Contó mentalmente hasta cien y repitió los ejercicios según le había enseñado el venerable maestro Oshido Taniguchi.

Después se acercó a la terraza y se sentó sobre una estera de cáñamo trenzado, desgastada y descolorida por el uso. Redujo la línea de su pensamiento a un suave murmullo, mientras fijaba la vista en la lejanía, en los puntos brillantes y borrosos que dibujaba la luz del sol naciente sobre el fondo oscuro del mar. Le acompañaba el rumor de las olas, y a ellas acompasó el ritmo de su respiración, sintiendo como entraba el aire hasta su bajo vientre.

Cuando el sol llegó a media altura en el horizonte, el señor Tanaka finalizó su meditación y entró de nuevo en su casa. Se dirigió hacia la sala donde la criada había dispuesto su desayuno.

Sobre la mesa baja de cedro se encontraban ordenados los cuencos de cerámica azul que contenían arroz cocido cubierto con atún seco y algas aderezadas con vinagre de grosellas.

El señor Tanaka se sentó sobre sus talones y tomó el cuenco de arroz entre sus manos. Comprobó con satisfacción que estaba caliente. Las láminas de atún estaban cortadas tan finas que se retorcían en un movimiento ondulante por el calor que desprendía el alimento. Parecían bailar una misteriosa danza con la gracia seductora de una mujer. El señor Tanaka tenía hambre, pero esperó a que aquellas fibras incoloras y casi insípidas finalizaran su danza para alimentarse. Hubiera sido una falta de respeto romper aquella armonía con la que quería obsequiarle el universo.

Más tarde, con el pincel de caligrafía en la mano, el señor Tanaka trató de plasmar en un haiku los sentimientos que le embargaban. Había preparado amorosamente la tinta, machacando despacio y a conciencia un trozo de carbón. Según lo reducía a polvo, sintió que la esencia de ese carbón, traído por encargo del templo sintoísta de Fushimi Inari, de alguna manera se le impregnaba entre los dedos, inspirándole e insuflando en su alma las ideas que quería aprisionar sobre el papel de arroz, blanco y leve como un suspiro. Mezcló el polvo negro con resina de ciprés oloroso y aceite de lino y lo dispuso en el tintero.

Primavera en el hogar.

No hay nada

y aun así hay de todo.

Satisfecho con el resultado, el señor Tanaka recogió los útiles de escritura y volvió a salir al jardín. Sentía su llamada, y era ya el momento del día para dedicarle su atención.

Se acercó a los parterres de crisantemos, y comprobó satisfecho que no había aparecido el temible pulgón. Si el tiempo continuaba tan benévolo, podría librarse de esa plaga y cuando llegara el tiempo y brotaran sus delicados pétalos, despeinados como colegiales, podría mostrar sus flores con orgullo en el concurso Kiku de otoño.

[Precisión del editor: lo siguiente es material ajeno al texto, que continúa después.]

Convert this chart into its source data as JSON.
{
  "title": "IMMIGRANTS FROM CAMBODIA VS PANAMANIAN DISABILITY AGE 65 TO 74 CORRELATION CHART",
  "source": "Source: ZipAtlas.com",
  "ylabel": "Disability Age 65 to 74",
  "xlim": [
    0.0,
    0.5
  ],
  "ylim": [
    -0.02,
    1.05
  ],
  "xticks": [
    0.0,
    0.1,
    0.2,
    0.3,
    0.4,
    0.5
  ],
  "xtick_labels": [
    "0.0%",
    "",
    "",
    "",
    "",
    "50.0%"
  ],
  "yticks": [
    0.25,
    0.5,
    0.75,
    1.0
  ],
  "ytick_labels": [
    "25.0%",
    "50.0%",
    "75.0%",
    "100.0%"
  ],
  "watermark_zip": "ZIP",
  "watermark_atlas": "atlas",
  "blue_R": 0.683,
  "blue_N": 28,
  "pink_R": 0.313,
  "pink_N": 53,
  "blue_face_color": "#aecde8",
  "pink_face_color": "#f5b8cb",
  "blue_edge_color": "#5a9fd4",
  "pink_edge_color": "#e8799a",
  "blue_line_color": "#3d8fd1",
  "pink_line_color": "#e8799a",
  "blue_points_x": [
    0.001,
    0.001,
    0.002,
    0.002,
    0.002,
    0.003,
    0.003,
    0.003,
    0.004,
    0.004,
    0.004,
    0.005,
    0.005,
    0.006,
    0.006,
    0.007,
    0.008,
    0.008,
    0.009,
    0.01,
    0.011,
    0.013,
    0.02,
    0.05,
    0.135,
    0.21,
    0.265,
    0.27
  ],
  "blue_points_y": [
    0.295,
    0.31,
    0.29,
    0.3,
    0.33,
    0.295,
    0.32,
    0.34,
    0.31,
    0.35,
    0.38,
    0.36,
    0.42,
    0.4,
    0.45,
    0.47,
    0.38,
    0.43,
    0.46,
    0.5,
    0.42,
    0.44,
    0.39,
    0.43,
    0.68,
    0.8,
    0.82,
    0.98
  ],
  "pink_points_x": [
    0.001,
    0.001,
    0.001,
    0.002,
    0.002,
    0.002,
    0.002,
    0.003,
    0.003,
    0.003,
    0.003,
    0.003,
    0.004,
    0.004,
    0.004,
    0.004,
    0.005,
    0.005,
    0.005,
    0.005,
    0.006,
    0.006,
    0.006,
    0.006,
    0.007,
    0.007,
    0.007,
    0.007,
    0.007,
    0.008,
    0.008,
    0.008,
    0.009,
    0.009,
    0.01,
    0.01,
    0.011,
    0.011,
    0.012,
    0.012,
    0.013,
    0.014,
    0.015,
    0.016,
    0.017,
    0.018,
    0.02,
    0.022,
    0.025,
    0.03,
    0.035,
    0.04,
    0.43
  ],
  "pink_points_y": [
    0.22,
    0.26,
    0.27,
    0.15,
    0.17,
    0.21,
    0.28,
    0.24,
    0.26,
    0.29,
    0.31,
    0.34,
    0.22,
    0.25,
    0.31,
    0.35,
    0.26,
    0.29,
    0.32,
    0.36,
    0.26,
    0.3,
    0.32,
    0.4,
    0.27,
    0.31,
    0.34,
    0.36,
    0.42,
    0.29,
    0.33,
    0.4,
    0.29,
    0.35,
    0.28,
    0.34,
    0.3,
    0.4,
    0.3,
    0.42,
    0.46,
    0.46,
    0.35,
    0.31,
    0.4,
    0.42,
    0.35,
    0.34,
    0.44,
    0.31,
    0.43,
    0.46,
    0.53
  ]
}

Después se dirigió hacia el otro extremo del jardín, donde se entremezclaban los tonos rosas de las camelias con el blanco de los cosmos. Las vio cimbrearse bajo la tenue brisa y sintió una felicidad doméstica y calmada. Con cada respiración era consciente de que pertenecía a aquella tierra y que era uno con ella.

Cuando se acercó más observó que en las yemas tiernas de las camelias había algunos gusanos. Con la ayuda de una diminuta rasqueta, el señor Tanaka fue quitando uno a uno a aquellos monstruos de voraz apetito y fue depositándolos en unas hojas de repollo gigante para que calmaran su hambre con otra cosa que no fueran sus flores.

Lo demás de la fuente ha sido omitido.